MS Tûranor PlanetSolar, the world's largest solar-powered boat, today completed an incredible round-the-world journey which has earned the catamaran and its crew a total of five world records.
Having begun its voyage in September 2010 with a mission to promote renewable energy, the vessel docked at Hercule Harbor in Monaco this afternoon to end its epic journey and become the first solar-powered boat to circumnavigate the globe.

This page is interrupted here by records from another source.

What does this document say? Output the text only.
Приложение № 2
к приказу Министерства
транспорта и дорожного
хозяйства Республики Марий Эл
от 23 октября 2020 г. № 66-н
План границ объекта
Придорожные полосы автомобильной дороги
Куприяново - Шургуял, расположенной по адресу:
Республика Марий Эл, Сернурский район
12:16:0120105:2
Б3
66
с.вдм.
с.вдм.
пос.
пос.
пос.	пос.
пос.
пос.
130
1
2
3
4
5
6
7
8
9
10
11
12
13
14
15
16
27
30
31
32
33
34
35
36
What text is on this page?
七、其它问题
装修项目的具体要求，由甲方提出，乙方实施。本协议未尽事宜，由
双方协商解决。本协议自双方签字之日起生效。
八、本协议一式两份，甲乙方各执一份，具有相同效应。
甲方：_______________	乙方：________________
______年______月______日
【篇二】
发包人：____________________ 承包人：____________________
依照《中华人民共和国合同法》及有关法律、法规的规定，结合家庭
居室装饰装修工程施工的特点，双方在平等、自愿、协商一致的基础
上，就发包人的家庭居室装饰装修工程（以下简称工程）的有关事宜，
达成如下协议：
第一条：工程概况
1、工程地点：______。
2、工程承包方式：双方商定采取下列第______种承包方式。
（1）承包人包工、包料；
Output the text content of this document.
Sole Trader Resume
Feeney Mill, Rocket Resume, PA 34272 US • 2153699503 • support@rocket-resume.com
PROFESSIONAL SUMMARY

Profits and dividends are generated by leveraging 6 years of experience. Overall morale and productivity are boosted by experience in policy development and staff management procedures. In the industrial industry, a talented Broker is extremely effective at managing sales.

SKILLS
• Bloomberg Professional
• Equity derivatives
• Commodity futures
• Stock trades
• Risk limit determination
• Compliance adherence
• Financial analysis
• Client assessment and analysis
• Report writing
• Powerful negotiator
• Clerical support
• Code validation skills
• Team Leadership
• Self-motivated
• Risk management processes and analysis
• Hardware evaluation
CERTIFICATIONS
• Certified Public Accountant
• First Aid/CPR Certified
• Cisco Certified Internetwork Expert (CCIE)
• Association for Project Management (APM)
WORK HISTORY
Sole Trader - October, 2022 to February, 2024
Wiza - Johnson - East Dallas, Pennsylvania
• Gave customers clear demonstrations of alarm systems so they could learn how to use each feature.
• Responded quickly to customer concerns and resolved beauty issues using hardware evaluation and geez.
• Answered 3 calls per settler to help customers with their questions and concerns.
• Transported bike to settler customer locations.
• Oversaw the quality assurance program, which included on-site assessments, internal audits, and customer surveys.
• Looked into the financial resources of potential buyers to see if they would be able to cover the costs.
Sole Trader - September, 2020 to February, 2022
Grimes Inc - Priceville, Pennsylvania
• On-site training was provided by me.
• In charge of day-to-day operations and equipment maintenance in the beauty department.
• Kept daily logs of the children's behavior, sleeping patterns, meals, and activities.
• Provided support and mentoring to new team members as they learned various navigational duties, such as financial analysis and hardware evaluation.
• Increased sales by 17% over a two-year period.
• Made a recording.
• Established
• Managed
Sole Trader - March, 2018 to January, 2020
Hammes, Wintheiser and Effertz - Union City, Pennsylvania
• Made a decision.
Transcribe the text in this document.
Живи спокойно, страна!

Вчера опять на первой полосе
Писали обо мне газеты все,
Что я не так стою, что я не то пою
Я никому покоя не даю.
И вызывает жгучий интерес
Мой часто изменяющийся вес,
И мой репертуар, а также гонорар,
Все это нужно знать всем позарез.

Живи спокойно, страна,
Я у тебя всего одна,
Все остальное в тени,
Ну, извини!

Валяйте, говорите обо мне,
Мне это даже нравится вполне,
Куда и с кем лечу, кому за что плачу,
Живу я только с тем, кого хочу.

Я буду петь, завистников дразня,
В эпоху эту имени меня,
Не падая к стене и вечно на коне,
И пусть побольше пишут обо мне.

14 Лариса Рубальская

As well as setting a new record for the longest journey by solar-powered boat, the project has also seen the catamaran claim Guinness World Record titles for the fastest crossing of the Atlantic by solar power and the fastest crossing of the South China Sea by solar power.
Measuring 31-metres in length and featuring 537 square metres of black solar panels mounted around its raised cockpit, the boat sailed more than 60'000 km during its 19-month adventure, travelling over every ocean and continent using only photovoltaic energy.
As well as passing through the Panama and Suez canals, the boat also made stop-offs in 28 countries including Mexico, Australia, Singapore and Abu Dhabi, with the breaks used to promote the use of solar energy at local events.
Swiss electrical engineer Raphael Domjan was inspired to start the project nine years ago after seeing the effects of climate change on an Icelandic glacier.
Speaking to AFP-TV ahead of the final leg of the journey, Domjan explained: "The idea was not to perform a feat but an eco-adventure with the aim of passing on the message that change is possible".
"We have everything at our disposal: the know-how, technology, raw materials and renewable energy to become sustainable and protect the planet".
Designed and constructed over a period of two years, MS Tûranor PlanetSolar cost a total of 15 million euros to build following funding by a number of sponsors and private partners.
Festivities celebrating the boat's arrival are set to continue throughout the night in Monaco, with a light show and a concert by Swiss band Sonalp both being powered in suitable fashion by the energy stored in the craft's batteries.